TechEmpower is (historically) a JVM shop. No surprise they do not bench the aspe...

chrismorgan · on Oct 12, 2019

It’s rather hard to meaningfully measure any of these figures.

Startup you can measure, but the optimal tuning for faster general operation may start up slower, so now you might want both figures. And then you’re getting perilously close to development considerations, so once you’re doing that surely you should benchmark any required compilation, and so on.

Warmup is even harder to handle well, because it introduces another dimension; even if you were presenting just a single-dimensional figure (which you’re not quite), you’re now wanting to consider how that varies over time while warming up, so now it’s at least two-dimensional. But unless warmup takes ages, you’ll find it hard to get statistically significant figures, because you have so many fewer samples in each time slice.
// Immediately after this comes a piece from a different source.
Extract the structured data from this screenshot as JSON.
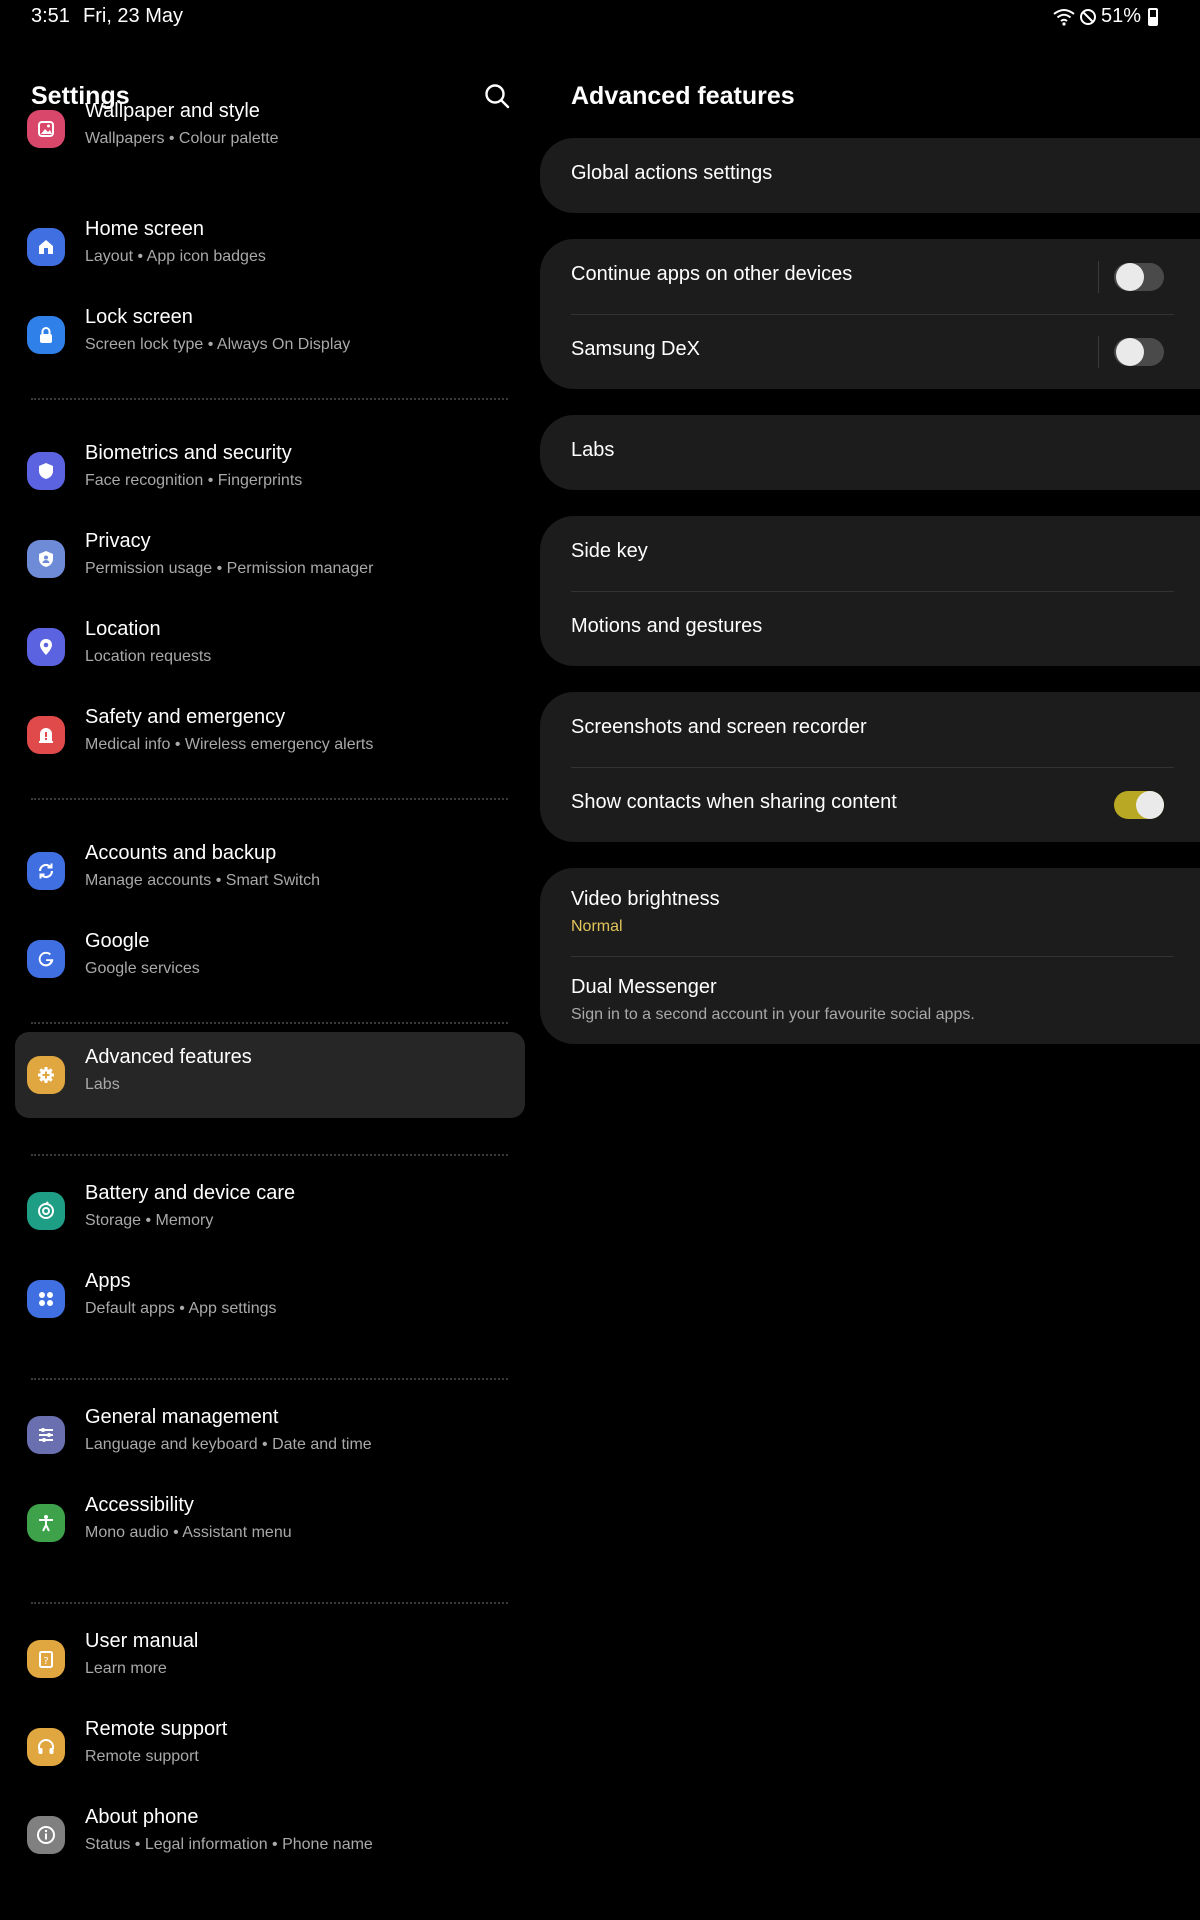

Total installed size? Problematic because the number isn’t meaningfully comparable, as this is a minimal test, and a number in that scope gives no indication of how much is due to the environment (e.g. JRE, CPython, &c.), and how much further growth there will be as you add more features. People will also start arguing about what should count; if for example you count the delta from a given base OS installation, then you’re providing an advantage to something that uses the system version of, say, Python, and penalising something that requires a different and extra version of Python.

Memory usage? Suppose you pick two figures: peak memory usage, and idle memory usage after the tests. Both are easy to measure, but neither is particularly useful. Idle memory usage, similar problem to disk usage, and so the numbers aren’t usefully comparable. Peak memory usage is perhaps surprisingly the more useless of the two, because the increase in memory usage is strongly correlated with how many requests are being served at once—and so a slower contestant might artificially use less memory than a faster one; and so if you wanted those numbers to be comparable, you’d need to throttle requests to the lowest common denominator, which could then be argued as penalising light memory usage patterns.